Charybde et Scylla sont deux monstres marins de la mythologie grecque, censés être situés de part et d’autre d’un détroit identifié comme étant celui de Messine. En mer Méditerranée, le détroit de Messine sépare, à ce jour, la péninsule italienne de l’île de Sicile. Les courants y sont violents par certains endroits. D’où la légende à l’origine de l’expression «tomber de Charybde en Scylla», qui signifie aller de mal en pis.
Il n’est pas meilleure formule, à notre modeste avis, qui puisse définir l’état actuel des Tunisiens. Depuis qu’ils ont commencé à espérer et agir pour voir leur vie changer, une désillusion suit l’autre. Traversant les épreuves plus d’un demi-siècle durant, leurs affaires ne sont pas près de s’arranger.

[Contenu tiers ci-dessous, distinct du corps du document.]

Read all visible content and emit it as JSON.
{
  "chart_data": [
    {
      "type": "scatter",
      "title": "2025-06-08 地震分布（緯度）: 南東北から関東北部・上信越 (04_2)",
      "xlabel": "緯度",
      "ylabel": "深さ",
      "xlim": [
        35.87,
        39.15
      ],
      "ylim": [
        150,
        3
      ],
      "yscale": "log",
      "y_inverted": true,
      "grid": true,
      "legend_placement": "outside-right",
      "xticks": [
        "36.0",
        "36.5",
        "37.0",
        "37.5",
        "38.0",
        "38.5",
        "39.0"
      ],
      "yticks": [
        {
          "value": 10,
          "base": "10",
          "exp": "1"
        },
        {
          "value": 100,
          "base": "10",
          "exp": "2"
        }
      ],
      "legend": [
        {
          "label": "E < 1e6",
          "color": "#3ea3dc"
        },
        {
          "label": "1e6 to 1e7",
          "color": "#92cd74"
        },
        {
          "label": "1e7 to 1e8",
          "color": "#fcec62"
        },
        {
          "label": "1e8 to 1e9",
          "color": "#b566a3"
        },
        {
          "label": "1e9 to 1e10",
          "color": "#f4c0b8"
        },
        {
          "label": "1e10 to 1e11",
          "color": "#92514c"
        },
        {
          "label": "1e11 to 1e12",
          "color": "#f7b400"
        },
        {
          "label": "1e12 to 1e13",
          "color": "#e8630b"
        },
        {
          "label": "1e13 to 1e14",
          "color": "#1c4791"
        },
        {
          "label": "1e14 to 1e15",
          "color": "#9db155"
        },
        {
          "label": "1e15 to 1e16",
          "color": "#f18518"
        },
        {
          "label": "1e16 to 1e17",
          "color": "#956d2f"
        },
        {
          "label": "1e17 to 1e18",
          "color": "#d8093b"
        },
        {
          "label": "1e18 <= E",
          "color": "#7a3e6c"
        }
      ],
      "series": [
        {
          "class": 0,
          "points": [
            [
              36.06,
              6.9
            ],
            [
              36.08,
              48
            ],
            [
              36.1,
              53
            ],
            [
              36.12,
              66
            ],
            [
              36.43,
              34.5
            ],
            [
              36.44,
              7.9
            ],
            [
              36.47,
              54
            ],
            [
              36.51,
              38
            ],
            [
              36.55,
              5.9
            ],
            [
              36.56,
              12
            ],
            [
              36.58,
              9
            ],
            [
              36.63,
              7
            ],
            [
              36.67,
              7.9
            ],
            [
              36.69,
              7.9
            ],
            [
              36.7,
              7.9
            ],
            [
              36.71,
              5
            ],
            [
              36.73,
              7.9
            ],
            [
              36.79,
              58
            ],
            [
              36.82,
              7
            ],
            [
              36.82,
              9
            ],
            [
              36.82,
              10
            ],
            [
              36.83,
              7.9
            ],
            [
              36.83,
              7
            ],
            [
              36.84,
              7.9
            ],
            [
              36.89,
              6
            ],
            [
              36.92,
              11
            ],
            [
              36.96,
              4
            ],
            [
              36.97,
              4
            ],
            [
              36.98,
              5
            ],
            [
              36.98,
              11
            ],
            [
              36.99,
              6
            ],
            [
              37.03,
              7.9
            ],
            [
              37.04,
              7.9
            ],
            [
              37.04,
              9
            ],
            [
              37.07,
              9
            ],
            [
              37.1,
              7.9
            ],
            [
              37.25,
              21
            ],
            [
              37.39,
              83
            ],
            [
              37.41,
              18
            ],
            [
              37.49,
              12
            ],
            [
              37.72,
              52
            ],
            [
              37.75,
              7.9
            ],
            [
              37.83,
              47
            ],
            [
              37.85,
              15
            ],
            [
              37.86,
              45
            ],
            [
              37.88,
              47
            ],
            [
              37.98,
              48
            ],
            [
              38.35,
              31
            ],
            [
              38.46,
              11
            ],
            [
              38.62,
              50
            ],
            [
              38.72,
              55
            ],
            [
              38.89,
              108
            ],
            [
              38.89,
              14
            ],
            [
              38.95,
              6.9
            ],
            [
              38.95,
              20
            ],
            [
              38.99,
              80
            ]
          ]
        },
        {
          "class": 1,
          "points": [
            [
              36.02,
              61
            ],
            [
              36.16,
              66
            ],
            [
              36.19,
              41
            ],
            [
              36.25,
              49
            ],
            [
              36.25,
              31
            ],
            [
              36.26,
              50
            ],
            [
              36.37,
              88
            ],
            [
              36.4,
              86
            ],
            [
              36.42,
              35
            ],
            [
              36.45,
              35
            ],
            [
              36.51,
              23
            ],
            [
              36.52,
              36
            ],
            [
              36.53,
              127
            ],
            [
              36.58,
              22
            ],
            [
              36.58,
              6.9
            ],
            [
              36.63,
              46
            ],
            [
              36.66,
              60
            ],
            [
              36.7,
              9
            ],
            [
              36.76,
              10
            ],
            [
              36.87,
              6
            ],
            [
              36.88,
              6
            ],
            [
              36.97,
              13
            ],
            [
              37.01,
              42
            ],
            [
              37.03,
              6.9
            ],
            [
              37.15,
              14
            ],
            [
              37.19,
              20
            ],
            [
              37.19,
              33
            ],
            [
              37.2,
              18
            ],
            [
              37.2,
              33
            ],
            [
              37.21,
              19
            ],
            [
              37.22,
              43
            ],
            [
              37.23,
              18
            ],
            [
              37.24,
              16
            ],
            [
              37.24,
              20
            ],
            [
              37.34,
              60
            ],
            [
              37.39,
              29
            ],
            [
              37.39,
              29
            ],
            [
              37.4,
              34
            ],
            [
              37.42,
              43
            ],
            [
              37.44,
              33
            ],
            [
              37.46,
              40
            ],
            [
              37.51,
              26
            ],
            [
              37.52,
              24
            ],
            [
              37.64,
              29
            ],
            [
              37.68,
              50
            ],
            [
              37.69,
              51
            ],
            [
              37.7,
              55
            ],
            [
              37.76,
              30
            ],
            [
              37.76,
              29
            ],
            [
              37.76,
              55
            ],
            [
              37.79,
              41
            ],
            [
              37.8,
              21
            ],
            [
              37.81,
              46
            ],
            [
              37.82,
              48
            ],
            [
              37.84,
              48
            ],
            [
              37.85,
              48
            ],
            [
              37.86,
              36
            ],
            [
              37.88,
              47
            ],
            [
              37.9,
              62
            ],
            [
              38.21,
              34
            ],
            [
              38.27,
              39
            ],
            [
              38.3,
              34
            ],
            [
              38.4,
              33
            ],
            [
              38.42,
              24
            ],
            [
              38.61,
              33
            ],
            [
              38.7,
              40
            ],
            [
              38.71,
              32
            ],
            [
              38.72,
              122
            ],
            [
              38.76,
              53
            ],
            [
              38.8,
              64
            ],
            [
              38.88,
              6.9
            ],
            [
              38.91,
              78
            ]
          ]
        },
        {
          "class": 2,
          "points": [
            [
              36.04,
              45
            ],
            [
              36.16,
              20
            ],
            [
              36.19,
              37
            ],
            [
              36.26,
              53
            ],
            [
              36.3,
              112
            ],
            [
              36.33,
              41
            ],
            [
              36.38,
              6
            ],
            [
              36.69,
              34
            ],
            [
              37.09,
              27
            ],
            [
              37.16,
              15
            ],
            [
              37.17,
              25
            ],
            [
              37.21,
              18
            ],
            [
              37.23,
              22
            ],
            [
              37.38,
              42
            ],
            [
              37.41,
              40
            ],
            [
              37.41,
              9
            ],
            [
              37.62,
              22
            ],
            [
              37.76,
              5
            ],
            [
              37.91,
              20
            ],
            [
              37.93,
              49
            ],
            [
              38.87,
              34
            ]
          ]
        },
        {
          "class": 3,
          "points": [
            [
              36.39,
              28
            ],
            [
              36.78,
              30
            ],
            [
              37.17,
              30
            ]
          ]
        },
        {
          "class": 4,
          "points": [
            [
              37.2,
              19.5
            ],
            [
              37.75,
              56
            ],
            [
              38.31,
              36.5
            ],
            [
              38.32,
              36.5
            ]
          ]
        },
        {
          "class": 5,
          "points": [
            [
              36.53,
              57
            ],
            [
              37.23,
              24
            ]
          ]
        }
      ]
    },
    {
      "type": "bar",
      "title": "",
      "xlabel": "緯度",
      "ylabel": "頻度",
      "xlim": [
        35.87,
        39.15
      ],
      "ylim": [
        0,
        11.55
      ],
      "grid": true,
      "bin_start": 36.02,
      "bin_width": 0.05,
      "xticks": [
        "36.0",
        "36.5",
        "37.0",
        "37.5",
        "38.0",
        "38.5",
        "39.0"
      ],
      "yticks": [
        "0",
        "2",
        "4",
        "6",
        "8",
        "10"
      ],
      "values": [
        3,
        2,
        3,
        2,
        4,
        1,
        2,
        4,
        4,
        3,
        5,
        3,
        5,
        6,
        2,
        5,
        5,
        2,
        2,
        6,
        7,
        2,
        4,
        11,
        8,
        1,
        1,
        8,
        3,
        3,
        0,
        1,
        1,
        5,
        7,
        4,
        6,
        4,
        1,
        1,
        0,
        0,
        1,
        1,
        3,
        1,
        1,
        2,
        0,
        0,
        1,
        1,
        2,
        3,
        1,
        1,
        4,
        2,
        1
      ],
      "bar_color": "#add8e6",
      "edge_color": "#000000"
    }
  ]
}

Le coup d’Etat de Ben Ali, le 7 novembre 1987, représentait le commencement d’un long chemin de croix qui se prolonge à ce jour. Pour remonter encore plus loin dans le temps, et sans omettre les réalisations du père de la nation, Bourguiba, la faute originelle du grand homme était d’avoir décrété la présidence à vie. Sa vieillesse tardive, la déliquescence de l’Etat et l’ambiance de fin de règne qui prévalaient alors avaient aiguisé les appétits. Plusieurs clans se voyaient à la tête de la Tunisie. Ils se déchiraient pendant que le pays tanguait, sombrant chaque jour un peu plus dans l’abîme. Survient alors Ben Ali, un général sans culture, qui a tenu le pays d’une main de fer, fait le vide autour de lui, écarté brutalement ses opposants et distribué sans compter des contrats juteux et des biens publics et privés à ses gendres et à sa famille nombreuse. La suite on la connaît.
Avec la révolution, le 14 janvier 2011, les Tunisiens ont cru jouer, cette fois-ci, la bonne carte. La démocratie devra générer la relance économique, la prospérité et la justice sociale. Balivernes !La décennie qui vient de péniblement se consumer est marquée, au mieux, par l’amateurisme, au pire par la trahison de la nation.
Aujourd’hui, le pays est de nouveau à un tournant décisif. Or, déçus durablement par leurs gouvernants quelles qu’en soient les obédiences politiques, il semblerait que les Tunisiens, tous âges confondus, soient fatigués de croire en un avenir meilleur. En revanche, ils ont peur.